Sports Palace

Place: Rome, Piazzale dello Sport, 1

Authors: Marcello Piacentini, Pierluigi Nervi; Raffaele De Vico (gardens)

Chronology: 1956 | 1959

ItineraryArchitecture for the community

Original Use: Sports facility

Current Use: Arena for sports and entertainment

As part of the work for the 1960 Olympic Games, Marcello Piacentini was commissioned to complete the axis of via Cristoforo Colombo, the former via Imperiale, with a spectacular backdrop culminating in the new Sports Palace. The building thus completed the scenic design of the EUR district, the former “E42”, designed by Piacentini himself in the 1930s for an International Exposition that was never held. Given the structural complexity, Piacentini was then joined by Pier Luigi Nervi to construct a circular building with a stepped hall flanked by a ring-shaped distribution gallery. The large lowered-arch dome characterizes the internal space.

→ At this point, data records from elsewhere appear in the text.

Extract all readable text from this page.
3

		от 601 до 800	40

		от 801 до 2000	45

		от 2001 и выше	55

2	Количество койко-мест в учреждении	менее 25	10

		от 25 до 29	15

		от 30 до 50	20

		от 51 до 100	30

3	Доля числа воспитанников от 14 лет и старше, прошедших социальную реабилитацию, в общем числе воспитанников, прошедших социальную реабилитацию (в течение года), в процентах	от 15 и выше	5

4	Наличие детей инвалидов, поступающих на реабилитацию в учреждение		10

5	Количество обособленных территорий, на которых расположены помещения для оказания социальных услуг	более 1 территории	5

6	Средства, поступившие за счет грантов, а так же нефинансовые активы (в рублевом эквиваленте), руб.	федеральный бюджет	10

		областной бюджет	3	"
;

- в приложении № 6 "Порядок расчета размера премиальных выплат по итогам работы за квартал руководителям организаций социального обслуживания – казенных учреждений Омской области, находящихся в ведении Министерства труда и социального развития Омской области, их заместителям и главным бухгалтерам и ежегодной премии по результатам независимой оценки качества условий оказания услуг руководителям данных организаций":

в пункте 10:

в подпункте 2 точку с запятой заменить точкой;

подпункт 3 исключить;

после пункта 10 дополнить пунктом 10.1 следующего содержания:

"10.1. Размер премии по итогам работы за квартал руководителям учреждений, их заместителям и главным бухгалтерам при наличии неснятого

On approaching the building from Viale dell’Umanesimo or from the Central Lake Park, the Sports Palace loses its role as a scenic backdrop to take on a plastic aspect of pure volume sculpted by light.

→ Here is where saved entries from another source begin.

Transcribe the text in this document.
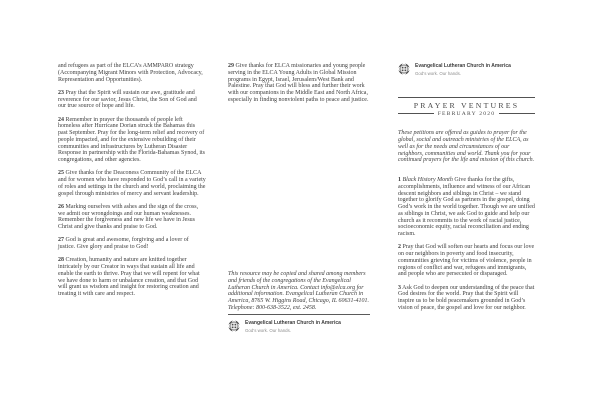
and refugees as part of the ELCA’s AMMPARO strategy (Accompanying Migrant Minors with Protection, Advocacy, Representation and Opportunities).

23 Pray that the Spirit will sustain our awe, gratitude and reverence for our savior, Jesus Christ, the Son of God and our true source of hope and life.

24 Remember in prayer the thousands of people left homeless after Hurricane Dorian struck the Bahamas this past September. Pray for the long-term relief and recovery of people impacted, and for the extensive rebuilding of their communities and infrastructures by Lutheran Disaster Response in partnership with the Florida-Bahamas Synod, its congregations, and other agencies.

25 Give thanks for the Deaconess Community of the ELCA and for women who have responded to God’s call in a variety of roles and settings in the church and world, proclaiming the gospel through ministries of mercy and servant leadership.

26 Marking ourselves with ashes and the sign of the cross, we admit our wrongdoings and our human weaknesses. Remember the forgiveness and new life we have in Jesus Christ and give thanks and praise to God.

27 God is great and awesome, forgiving and a lover of justice. Give glory and praise to God!

28 Creation, humanity and nature are knitted together intricately by our Creator in ways that sustain all life and enable the earth to thrive. Pray that we will repent for what we have done to harm or unbalance creation, and that God will grant us wisdom and insight for restoring creation and treating it with care and respect.

29 Give thanks for ELCA missionaries and young people serving in the ELCA Young Adults in Global Mission programs in Egypt, Israel, Jerusalem/West Bank and Palestine. Pray that God will bless and further their work with our companions in the Middle East and North Africa, especially in finding nonviolent paths to peace and justice.

This resource may be copied and shared among members and friends of the congregations of the Evangelical Lutheran Church in America. Contact info@elca.org for additional information. Evangelical Lutheran Church in America, 8765 W. Higgins Road, Chicago, IL 60631-4101. Telephone: 800-638-3522, ext. 2458.
Evangelical Lutheran Church in America
God’s work. Our hands.
Evangelical Lutheran Church in America
God’s work. Our hands.
PRAYER VENTURES
FEBRUARY 2020

These petitions are offered as guides to prayer for the global, social and outreach ministries of the ELCA, as well as for the needs and circumstances of our neighbors, communities and world. Thank you for your continued prayers for the life and mission of this church.

1 Black History Month Give thanks for the gifts, accomplishments, influence and witness of our African descent neighbors and siblings in Christ – we stand together to glorify God as partners in the gospel, doing God’s work in the world together. Though we are unified as siblings in Christ, we ask God to guide and help our church as it recommits to the work of racial justice, socioeconomic equity, racial reconciliation and ending racism.

2 Pray that God will soften our hearts and focus our love on our neighbors in poverty and food insecurity, communities grieving for victims of violence, people in regions of conflict and war, refugees and immigrants, and people who are persecuted or disparaged.

3 Ask God to deepen our understanding of the peace that God desires for the world. Pray that the Spirit will inspire us to be bold peacemakers grounded in God’s vision of peace, the gospel and love for our neighbor.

The transparent cylinder of the galleries, which at night shows the complex system of the internal distribution, is accessed via wide monumental stairways. The glazed skin holds a light installation, created during the 2003 restoration coordinated by Massimiliano Fuksas, modifying the structure’s visual impact in the evening, leaving the perception unchanged during the day. The main entrance originally overlooked the internal view of the lake and the neighborhood, from which the largest number of visitors was expected. 

The huge circular hall (almost 100 meters in diameter) has three tiers of steps and can hold up to 16,000 people. This extremely flexible structure can host boxing matches, basketball games, volleyball and tennis, concerts, shows, conventions and competitions.

The hall is covered by a dome shaped like a spherical cap, formed by prefabricated concrete beams with a V-shaped section, subsequently reused by Nervi in the Papal Audience room’s vault in the Vatican. Here, they are completed by a 9 cm slab and connected by triangular elements to the reinforced concrete support pillars, inclined according to the thrusts of the vault.

The annular gallery’s roof is formed by a lozenge-shaped coffered vault, from which the support pillars extend in a plastic and complex geometric shape.

Two sets of stairs, leaning on suspended galleries between the large external windows and the ring gallery, lead to the last row of steps. The stairs’ form, shaped on parabolic supporting arches, reiterates Nervi’s structural virtuosity, based on a wise use of reinforced concrete.